The Dodgers scored in the first inning when Freeman walked and scored on Teoscar Hernandez’s double to right, and then added on in the second.
Rojas led off with a single and eventually scored on Ohtani’s base hit, and Will Smith tripled to the right field corner to give Los Angeles a 3-0 lead.
Ohtani batted leadoff in the Dodgers’ first game after Mookie Betts suffered a fractured hand on Sunday. Betts is expected to return at some point this season.
Stallings led off the bottom of the second with his fourth home run of the season to put Colorado on the board.
Rockies starter Cal Quantrill (6-5) settled down after the second to pitch five innings. He allowed three runs on seven hits to keep his team in the game, but the Dodgers extended their lead against reliever Geoff Hartlieb in the seventh.

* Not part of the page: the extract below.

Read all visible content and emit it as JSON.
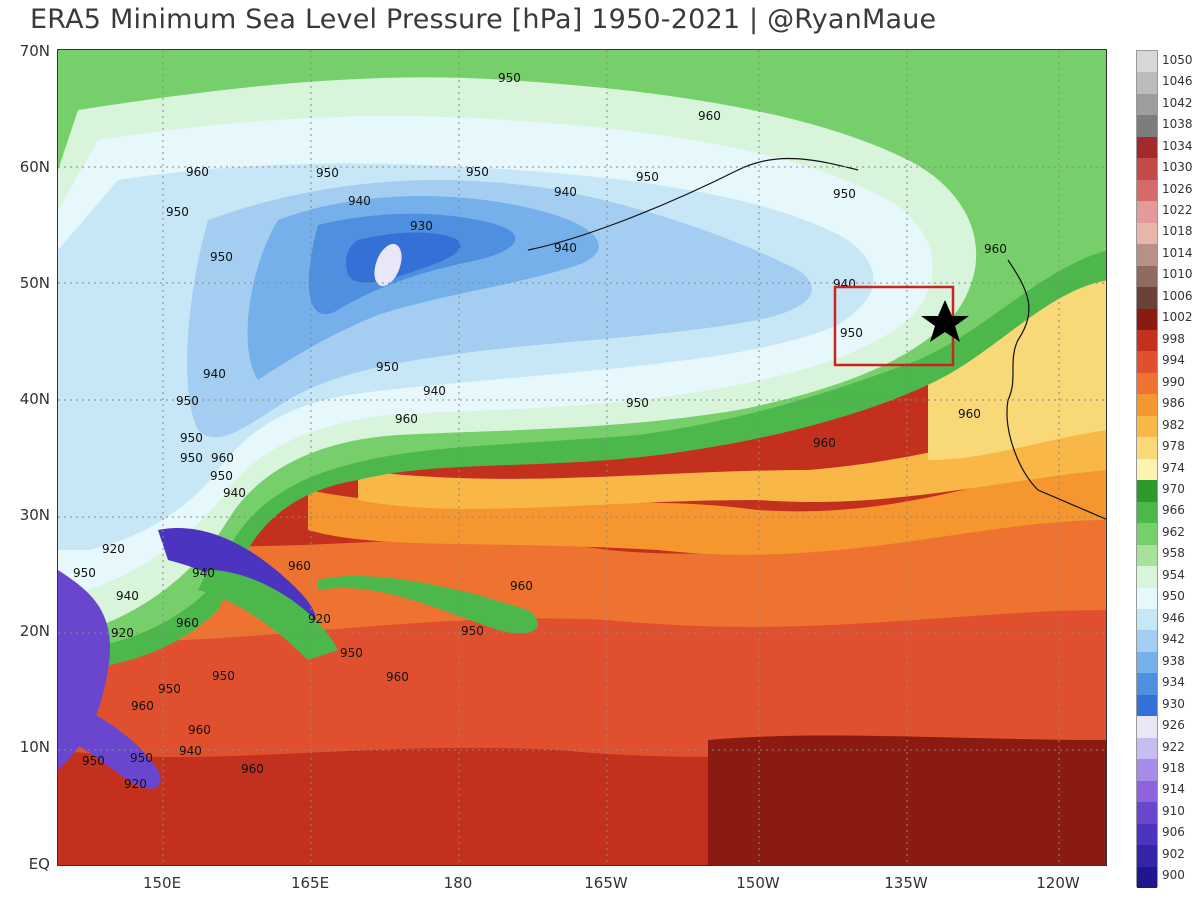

Heyward singled and scored on a double by Rojas and Cavan Biggio drove in Rojas with a single up the middle to make it 5-1. Hartlieb avoided more damage when Gavin Lux grounded into a double play to end the inning.
Heyward knocked in a pair of runs with a bases-loaded single in the eighth. Biggio scored on Lux’s double in the ninth before Lux scored on a sacrifice fly to round out the Dodgers’ scoring.
Colorado scored four times with two outs in the ninth, capped by Goodman’s two-run blast, his fifth of the season.